The University of Liverpool has dropped its controversial policy of “academic sanctions” for students who failed to meet rent payments.

These sanctions denied students access to facilities such as the library, their email accounts, Wi-Fi and the University’s Virtual Learning Environment (VITAL).  In some cases, students were unable to graduate or re-enrol.

These changes come after the Competition and Markets Authority (CMA) and the Office for Students (OfS) took action against the University, who applied these policies to over former and current students.

Liverpool has since begun to take steps to stop the practice and formally committed to address the CMA’s consumer protection law concerns.

The changes instilled will ensure that students will not be penalised in their academic studies for non-tuition fee debt.

According to the CMA, more than 2000 students had been affected by these sanctions between the 2015/16 and 2017/18 academic years.

Students who received sanctions were 12.9% less likely to move on to the next year of study and twice as likely to re-sit exams or repeat the year.

Despite numerous complaints from their Guild of Students, Liverpool remained one of six UK institutions still using the system of academic sanctions.

Guild President Rory Hughes said: “The University’s public accounts show they are making a substantial surplus from the sky-high rent they are charging.

Pushing students into financial hardship and pricing others out of the halls experience to achieve these figures is unjustifiable

–  Rory Hughes

“Pushing students into financial hardship and pricing others out of the halls experience to achieve these figures is unjustifiable.

“Their public accounts also show that they are hiking rents because they can, not because there are necessarily increased costs each year.
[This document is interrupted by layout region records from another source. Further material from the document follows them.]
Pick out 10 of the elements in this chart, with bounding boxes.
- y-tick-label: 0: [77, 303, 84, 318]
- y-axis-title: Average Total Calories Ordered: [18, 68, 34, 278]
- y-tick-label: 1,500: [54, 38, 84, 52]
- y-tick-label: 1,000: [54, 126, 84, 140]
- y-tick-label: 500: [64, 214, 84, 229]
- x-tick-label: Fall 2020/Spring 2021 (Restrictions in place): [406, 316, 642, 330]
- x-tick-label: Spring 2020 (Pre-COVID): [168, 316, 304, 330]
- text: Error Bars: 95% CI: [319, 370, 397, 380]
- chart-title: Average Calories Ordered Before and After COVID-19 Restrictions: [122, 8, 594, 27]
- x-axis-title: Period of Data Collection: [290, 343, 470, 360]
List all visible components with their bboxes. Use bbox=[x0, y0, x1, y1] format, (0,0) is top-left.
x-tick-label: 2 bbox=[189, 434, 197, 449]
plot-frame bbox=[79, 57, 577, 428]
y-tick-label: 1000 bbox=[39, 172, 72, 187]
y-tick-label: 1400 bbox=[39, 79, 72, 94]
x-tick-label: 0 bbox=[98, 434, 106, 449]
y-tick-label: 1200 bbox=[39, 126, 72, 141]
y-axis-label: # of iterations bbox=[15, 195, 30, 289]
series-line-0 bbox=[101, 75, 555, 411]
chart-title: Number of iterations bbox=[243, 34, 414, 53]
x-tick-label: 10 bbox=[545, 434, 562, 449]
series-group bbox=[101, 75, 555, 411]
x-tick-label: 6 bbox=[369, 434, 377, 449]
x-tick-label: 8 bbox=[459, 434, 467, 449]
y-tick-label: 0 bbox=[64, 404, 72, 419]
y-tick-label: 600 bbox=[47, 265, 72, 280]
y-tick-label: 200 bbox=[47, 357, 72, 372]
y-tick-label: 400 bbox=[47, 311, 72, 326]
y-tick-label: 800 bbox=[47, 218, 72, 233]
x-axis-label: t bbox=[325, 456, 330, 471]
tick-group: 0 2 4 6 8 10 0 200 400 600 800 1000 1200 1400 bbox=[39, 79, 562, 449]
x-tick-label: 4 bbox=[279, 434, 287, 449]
This is extraction pure and simple.”

The cheapest university accommodation for the 2019/20 academic year costs £5,399.94 at Liverpool, and the most expensive is £8,315.58. The average UK maintenance loan is £7,200.

Mr Hughes said that using the sanctions to recoup money “makes the University of Liverpool nothing other than a dodgy landlord”.

CMA’s Senior Director for Consumer Protection, George Lusty, said: “This is great news for students at the University of Liverpool.

“We appreciate that legitimate debts from students should be recovered, but to stop them from progressing in their studies or graduating for unrelated debts is unfair.

“We welcome the commitment to removing academic sanctions for non-tuition fee debt and expect all universities to bring an end to similar policies and treat students fairly.”